So the way you get there is through repo leverage. And repo leverage is the primary method to achieve those types of returns. We've transitioned away from using given liquidity squeeze in last March away from using quarterly rolling mark to market leverage, which means that the securitization strategies are very difficult to fund to achieve that double digit return. So at this point what we're doing is we're taking our portfolio the assets where we can achieve double digit return without leverage, we will hold as long as we feel comfortable with the fundamentals there.

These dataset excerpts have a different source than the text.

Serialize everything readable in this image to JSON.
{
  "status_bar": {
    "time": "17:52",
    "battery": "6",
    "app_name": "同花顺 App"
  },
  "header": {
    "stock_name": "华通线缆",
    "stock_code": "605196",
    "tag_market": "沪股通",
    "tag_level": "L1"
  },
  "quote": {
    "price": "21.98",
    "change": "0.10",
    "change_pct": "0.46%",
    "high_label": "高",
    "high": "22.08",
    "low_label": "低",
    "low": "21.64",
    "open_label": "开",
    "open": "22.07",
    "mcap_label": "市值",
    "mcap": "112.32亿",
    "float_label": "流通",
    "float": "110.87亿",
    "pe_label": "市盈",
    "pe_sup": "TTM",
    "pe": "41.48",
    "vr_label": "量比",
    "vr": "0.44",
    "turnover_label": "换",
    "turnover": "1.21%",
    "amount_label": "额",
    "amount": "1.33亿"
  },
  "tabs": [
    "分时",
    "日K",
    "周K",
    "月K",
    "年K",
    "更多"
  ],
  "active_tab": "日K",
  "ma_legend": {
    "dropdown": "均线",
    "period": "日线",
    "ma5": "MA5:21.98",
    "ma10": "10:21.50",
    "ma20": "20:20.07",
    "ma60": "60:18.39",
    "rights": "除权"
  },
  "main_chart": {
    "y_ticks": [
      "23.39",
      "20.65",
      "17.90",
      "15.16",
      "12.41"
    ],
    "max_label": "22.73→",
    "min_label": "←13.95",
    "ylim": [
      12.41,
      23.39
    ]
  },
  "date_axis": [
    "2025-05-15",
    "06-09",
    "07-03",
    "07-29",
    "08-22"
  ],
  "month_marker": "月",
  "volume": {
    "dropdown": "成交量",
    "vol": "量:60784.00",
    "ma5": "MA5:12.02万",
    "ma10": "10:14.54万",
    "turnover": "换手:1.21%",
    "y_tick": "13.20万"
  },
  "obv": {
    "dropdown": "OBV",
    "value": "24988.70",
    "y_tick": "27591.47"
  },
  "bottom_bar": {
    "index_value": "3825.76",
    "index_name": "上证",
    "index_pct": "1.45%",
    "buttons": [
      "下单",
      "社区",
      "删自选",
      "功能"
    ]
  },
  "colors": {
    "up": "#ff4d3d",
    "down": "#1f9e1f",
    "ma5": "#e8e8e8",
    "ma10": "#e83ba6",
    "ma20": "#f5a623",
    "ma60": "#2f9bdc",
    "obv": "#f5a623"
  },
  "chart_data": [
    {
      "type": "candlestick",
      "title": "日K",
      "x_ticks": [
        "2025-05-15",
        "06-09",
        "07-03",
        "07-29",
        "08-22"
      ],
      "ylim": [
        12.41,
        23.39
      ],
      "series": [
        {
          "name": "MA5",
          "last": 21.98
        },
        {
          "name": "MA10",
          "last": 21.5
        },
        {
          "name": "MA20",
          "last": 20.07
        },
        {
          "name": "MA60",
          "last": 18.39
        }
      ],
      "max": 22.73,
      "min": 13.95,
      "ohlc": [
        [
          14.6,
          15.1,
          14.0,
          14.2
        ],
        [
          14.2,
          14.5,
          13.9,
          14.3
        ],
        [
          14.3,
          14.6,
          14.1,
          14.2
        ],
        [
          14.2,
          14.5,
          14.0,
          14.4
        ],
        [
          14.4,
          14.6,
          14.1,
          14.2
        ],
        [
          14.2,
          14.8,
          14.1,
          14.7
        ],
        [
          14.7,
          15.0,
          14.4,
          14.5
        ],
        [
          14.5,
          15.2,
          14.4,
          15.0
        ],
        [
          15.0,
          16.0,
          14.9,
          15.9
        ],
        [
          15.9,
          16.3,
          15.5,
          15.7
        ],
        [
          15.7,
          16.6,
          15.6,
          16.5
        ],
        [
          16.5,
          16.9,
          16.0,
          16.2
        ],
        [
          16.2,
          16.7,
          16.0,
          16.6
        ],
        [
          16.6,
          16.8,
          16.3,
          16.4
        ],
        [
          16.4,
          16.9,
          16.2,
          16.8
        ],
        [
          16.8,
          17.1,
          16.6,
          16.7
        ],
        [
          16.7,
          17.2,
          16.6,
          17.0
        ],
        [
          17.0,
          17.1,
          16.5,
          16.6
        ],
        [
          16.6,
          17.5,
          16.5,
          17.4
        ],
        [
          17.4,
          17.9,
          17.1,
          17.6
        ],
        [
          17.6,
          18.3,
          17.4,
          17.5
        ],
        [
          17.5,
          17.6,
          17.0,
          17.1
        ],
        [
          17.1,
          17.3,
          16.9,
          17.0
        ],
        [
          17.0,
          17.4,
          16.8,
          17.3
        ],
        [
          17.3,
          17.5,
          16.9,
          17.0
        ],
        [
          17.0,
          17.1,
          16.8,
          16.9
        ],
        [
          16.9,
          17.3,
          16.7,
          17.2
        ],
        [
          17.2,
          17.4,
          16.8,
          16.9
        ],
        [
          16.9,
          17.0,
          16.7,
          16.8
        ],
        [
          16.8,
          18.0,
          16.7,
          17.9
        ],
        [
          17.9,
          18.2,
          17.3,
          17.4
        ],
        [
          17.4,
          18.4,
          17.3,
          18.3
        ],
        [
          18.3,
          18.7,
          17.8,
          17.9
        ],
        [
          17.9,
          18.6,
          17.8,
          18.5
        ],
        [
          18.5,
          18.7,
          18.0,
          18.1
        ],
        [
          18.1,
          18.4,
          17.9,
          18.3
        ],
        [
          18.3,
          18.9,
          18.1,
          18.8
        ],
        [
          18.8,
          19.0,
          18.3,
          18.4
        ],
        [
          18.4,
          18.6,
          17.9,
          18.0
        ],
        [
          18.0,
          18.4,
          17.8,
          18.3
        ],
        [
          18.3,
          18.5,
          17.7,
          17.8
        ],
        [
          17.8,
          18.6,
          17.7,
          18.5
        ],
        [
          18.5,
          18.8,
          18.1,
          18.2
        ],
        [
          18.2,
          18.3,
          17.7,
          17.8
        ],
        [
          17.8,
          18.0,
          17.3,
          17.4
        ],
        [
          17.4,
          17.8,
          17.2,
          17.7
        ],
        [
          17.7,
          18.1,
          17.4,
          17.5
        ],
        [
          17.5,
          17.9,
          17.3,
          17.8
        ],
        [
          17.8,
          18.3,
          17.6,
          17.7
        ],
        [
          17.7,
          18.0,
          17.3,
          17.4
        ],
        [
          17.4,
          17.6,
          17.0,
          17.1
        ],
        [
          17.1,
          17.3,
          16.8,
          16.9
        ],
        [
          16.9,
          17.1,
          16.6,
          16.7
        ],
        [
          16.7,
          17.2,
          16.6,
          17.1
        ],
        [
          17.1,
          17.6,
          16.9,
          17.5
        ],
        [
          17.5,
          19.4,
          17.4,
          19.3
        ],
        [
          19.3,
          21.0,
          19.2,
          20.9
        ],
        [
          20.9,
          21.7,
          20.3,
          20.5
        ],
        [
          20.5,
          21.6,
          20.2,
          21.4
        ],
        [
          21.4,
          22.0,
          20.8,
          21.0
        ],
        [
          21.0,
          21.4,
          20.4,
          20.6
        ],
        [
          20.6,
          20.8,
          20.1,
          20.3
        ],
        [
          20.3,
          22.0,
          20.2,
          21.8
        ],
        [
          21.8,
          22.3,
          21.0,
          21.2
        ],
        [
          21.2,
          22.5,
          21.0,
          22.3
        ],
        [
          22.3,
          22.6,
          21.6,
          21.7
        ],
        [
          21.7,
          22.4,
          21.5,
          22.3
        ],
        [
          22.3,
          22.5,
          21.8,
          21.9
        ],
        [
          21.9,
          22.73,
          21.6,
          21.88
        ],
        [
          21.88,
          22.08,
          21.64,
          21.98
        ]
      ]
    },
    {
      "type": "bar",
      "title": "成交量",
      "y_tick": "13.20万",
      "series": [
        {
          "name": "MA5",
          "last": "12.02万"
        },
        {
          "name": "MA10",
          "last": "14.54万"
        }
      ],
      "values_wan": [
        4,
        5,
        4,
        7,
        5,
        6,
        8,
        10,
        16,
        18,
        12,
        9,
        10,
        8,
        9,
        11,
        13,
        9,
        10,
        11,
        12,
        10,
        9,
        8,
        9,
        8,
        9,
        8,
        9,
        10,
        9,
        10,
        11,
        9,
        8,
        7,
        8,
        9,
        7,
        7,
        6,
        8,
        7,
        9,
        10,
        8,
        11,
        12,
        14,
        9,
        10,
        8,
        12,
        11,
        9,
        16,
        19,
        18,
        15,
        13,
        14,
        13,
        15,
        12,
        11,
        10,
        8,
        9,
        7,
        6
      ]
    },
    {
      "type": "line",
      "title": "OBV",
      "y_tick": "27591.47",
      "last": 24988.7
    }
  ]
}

In the case of the other assets, we still have assets at discounts, that slight discounts or monetizing. You should expect us to see further monetization of that book on every quarter. There's not a number as it relates to what the right level of hold, it's really just a function with the market will give us on the timing of these sales and with respect to the kind of compression we've seen in spreads in this market. So we feel very comfortable where we stand with these with these securities.

We've sold down every quarter, sold on a number of positions and we'll continue to do so with respect to the tighter spreads. The transition is a function of fact that we see better opportunity in the loan side. It's a less liquid market on the loan side. We believe the securitization side is kind of overly liquid at this point where you have prices that continue to ratchet in, you have oversubscription levels on just about every securitization that's offered out there, it's very, very competitive environment.

So we see better risk-adjusted returns in the loan markets.

Jason Serrano -- President

And then, Steve, whom I'm speaking to, I don't think we have a set percentage of what we want to be in terms of residential -- or single family versus multifamily, it's just the matter of the single-family side require some kind of securitization to generate double digit return that multifamily doesn't. So in general, the asset size is going to be larger than single family in terms of just raw dollars. But we continue to build out both pipelines with opportunities and not really focus on which one's going to generate what percentage. It's the total return of the portfolio and where the best opportunities lies will go over time.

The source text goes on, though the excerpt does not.